Она поправила сумку на плече, откинула со лба прядь волос и, неловко кивнув, опять улыбнулась, еще более открыто.

— Вы избавили меня от необходимости тащиться на почту. Понимаете, ваша Нурия не оставила своего нового адреса. Я позвонила в агентство, но там сказали, что она снимала квартиру не через них.

— А вы, стало быть, через агентство?

— Ну да. — Она с любопытством посмотрела на меня, и я тут же пожалел, что задал этот вопрос. — Я пришла посмотреть квартиру в середине мая. Ваша приятельница сказала, что съезжает в начале июня. Хочу, говорит, попутешествовать. Но о Франции разговора не было.

— Конечно, конечно, теперь вспоминаю, Нурия действительно арендовала квартиру напрямую, у владельца. Вот только фамилию забыл.

— Понс. Имени тоже не помню. Оно есть в контракте, который я подписывала.

— А раньше вы с этим Понсом, случайно, не пересекались?

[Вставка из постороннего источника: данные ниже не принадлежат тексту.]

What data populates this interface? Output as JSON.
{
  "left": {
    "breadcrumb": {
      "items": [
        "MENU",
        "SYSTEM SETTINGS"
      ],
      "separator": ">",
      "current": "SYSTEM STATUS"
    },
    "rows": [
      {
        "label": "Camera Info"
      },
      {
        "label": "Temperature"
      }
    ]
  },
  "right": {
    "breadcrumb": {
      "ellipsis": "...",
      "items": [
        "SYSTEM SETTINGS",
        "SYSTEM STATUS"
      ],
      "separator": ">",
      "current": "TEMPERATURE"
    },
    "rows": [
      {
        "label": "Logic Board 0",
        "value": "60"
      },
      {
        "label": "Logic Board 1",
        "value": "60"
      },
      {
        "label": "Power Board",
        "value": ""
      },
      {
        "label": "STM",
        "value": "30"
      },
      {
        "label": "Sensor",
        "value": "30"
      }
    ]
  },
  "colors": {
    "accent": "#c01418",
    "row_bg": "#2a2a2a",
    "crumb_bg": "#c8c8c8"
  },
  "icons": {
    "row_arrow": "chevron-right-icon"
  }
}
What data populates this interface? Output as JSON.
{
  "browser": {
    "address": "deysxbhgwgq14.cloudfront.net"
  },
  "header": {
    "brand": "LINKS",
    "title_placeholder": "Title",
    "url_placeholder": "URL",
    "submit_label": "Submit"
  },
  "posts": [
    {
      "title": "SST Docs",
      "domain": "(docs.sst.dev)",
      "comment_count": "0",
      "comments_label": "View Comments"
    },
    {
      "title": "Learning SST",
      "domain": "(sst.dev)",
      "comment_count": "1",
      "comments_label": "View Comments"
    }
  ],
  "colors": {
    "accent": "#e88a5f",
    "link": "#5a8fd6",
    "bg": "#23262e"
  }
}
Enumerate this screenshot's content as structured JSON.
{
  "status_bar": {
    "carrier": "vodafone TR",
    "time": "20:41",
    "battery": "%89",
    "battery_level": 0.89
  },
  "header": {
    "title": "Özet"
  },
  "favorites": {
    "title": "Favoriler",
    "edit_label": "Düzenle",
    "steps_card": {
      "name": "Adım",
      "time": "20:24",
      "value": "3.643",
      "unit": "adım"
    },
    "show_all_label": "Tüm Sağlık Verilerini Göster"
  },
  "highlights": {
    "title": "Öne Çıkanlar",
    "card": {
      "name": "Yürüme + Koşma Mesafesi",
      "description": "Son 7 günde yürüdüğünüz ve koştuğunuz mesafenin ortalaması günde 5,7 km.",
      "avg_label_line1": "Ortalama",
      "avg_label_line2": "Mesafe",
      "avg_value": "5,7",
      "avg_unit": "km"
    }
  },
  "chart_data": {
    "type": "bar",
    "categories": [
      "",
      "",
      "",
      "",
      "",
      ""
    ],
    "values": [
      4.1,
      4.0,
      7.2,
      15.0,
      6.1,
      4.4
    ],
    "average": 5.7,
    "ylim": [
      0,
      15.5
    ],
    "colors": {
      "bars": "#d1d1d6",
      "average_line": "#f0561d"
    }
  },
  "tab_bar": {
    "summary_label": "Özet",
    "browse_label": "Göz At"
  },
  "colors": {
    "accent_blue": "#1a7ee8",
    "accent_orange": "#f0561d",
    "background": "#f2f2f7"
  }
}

Послышалось неопределенное мычание.

— А он вам нужен? — невинно осведомилась она.

Я прикусил губу. Положительно, ее простодушие обманчиво.

— Нет.

С улицы донесся пронзительный сигнал автомобиля.

— О Боже, — встрепенулась девушка. — Знаете, если вы не против, давайте на этом закончим. Я жду гостей.

— Да-да, конечно, извините за беспокойство.

— Ничего страшного, все в порядке. Это просто мой приятель, а он, знаете ли, из породы ревнивцев.

Она захихикала, и по ее замечанию и смешку я сразу исключил девушку из числа возможных участников группы Поннефа. Слишком она проста. Я еще раз поблагодарил ее и удалился. Открыв дверь на улицу, я нос к носу столкнулся с молодым человеком в элегантном костюме и темных очках. Он подозрительно зыркнул на меня. Я поздоровался и направился в ближайшую забегаловку.

Ею оказалось то же самое кафе, где мы сидели с Нурией после знакомства в музее Миро. Только с тех пор оно немного пообтрепалось. Я сел за тот же столик под платаном и заказал пиво. Наступил ранний вечер позднего лета, когда город начинает оживать после дневной дремы. С двух сторон небольшого прямоугольного сквера возвышались два дома с узорчатыми балконами. С третьей была разбита площадка для игр, а с четвертой, по ту сторону дороги, тянулась низкая стена, огораживающая строительную площадку, пребывающую в постоянном запустении, где не помню уж сколько времени видавший виды бульдозер тыкал ковшом одну и ту же груду песка. На внешней стороне стены кто-то начеркал большими красными буквами ругательство.

Я сидел погруженный в грустные мысли, когда меня окликнул кто-то, явно нетрезвый. Я обернулся и тут же почувствовал, как в плечо мне вцепилась трясущаяся рука Игбара Зоффа. Рядом с ним красовался тоже изрядно набравшийся, но все же твердо стоящий на ногах Шон Хогг.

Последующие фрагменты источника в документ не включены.